After the search loop completes we wait for app_done.result(): that means the main thread sleeps until the server thread exits, maybe because of a Control-C or some other signal.

Clean and clear, right? If I had rewritten this with asyncio I couldn’t use Flask, the most popular web framework, and I couldn’t use Requests, the most popular client library. (Requests doesn’t support asyncio.) I would’ve had to rewrite everything to use asyncio.

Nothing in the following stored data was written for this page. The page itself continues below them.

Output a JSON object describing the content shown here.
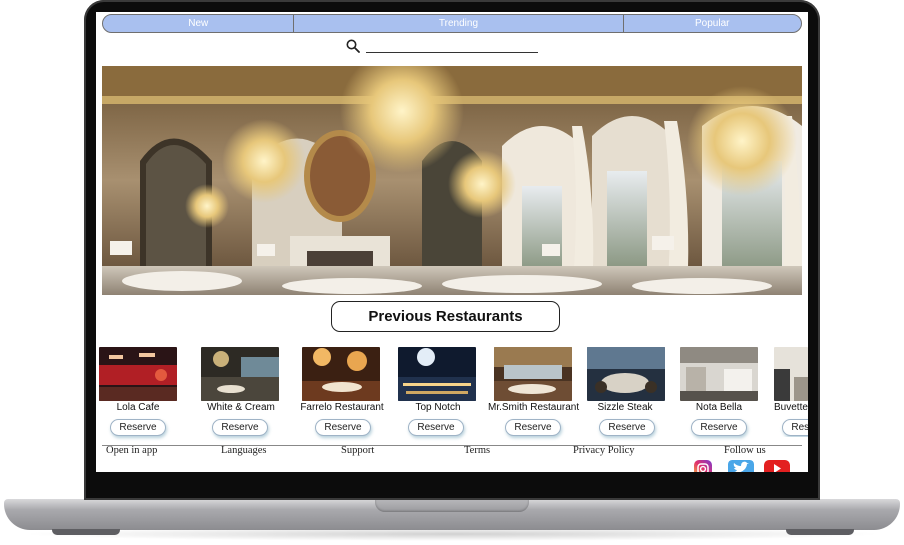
{
  "nav": {
    "tabs": [
      {
        "label": "New"
      },
      {
        "label": "Trending"
      },
      {
        "label": "Popular"
      }
    ],
    "accent": "#a9c0ef"
  },
  "search": {
    "value": "",
    "placeholder": ""
  },
  "hero": {
    "image": "ornate-restaurant-dining-room"
  },
  "section": {
    "title": "Previous Restaurants"
  },
  "restaurants": [
    {
      "name": "Lola Cafe",
      "reserve": "Reserve"
    },
    {
      "name": "White & Cream",
      "reserve": "Reserve"
    },
    {
      "name": "Farrelo Restaurant",
      "reserve": "Reserve"
    },
    {
      "name": "Top Notch",
      "reserve": "Reserve"
    },
    {
      "name": "Mr.Smith Restaurant",
      "reserve": "Reserve"
    },
    {
      "name": "Sizzle Steak",
      "reserve": "Reserve"
    },
    {
      "name": "Nota Bella",
      "reserve": "Reserve"
    },
    {
      "name": "Buvette",
      "reserve": "Reserve"
    }
  ],
  "footer": {
    "links": [
      "Open in app",
      "Languages",
      "Support",
      "Terms",
      "Privacy Policy"
    ],
    "follow_label": "Follow us",
    "social": [
      "instagram-icon",
      "twitter-icon",
      "youtube-icon"
    ]
  }
}
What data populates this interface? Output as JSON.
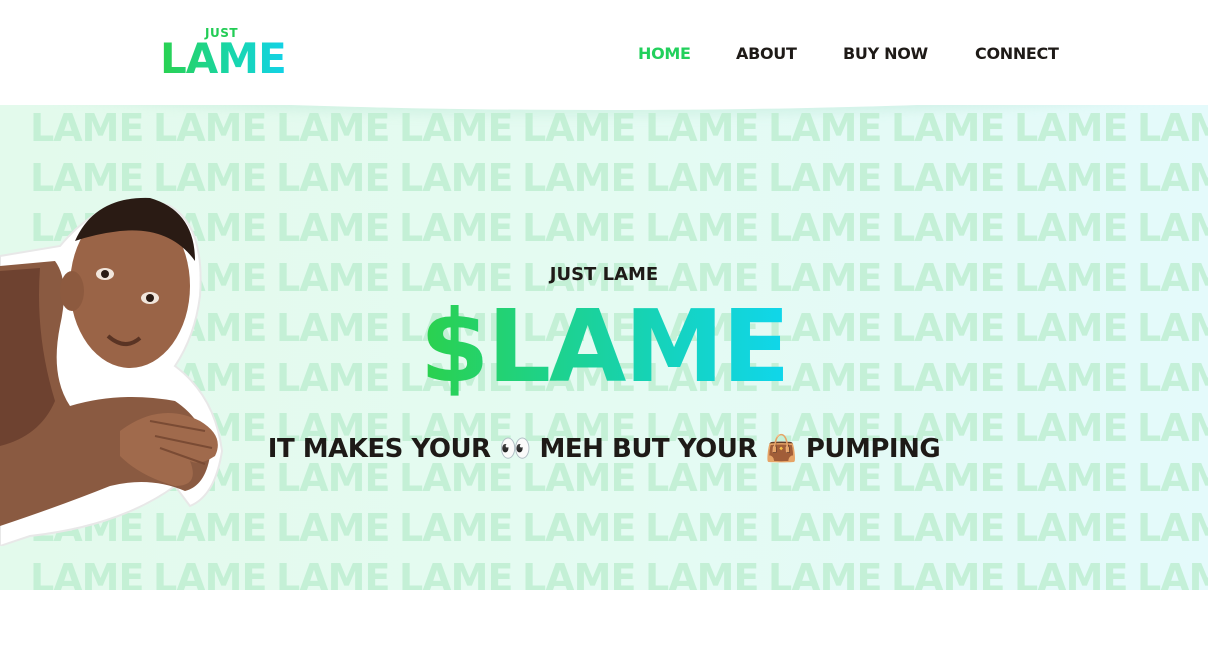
{
  "header": {
    "logo": {
      "small_text": "JUST",
      "word": "LAME"
    },
    "nav": [
      {
        "label": "HOME",
        "active": true
      },
      {
        "label": "ABOUT",
        "active": false
      },
      {
        "label": "BUY NOW",
        "active": false
      },
      {
        "label": "CONNECT",
        "active": false
      }
    ]
  },
  "hero": {
    "kicker": "JUST LAME",
    "ticker": "$LAME",
    "tagline": "IT MAKES YOUR 👀 MEH BUT YOUR 👜 PUMPING",
    "pattern_text": "LAME",
    "gradient_colors": [
      "#2bd14c",
      "#10d6ec"
    ]
  },
  "colors": {
    "nav_active": "#22d05c",
    "text_dark": "#1e1a17",
    "hero_bg": "#e4fbf1"
  }
}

But with threads, I can implement this advanced control flow in a straightforward and legible manner, and I can still use Flask and Requests.

Cool Threads

The elegant young lady wearing modern sunglasses.

Threads are cool. Don’t let the asyncio kids make you feel like a nerd.

Threads are a better choice than asyncio for most concurrent programs. They’re at least as fast as asyncio, they’re compatible with the popular frameworks, and with the techniques we looked at, using Futures and ThreadPoolExecutors, multi-threaded code can be safe and elegant.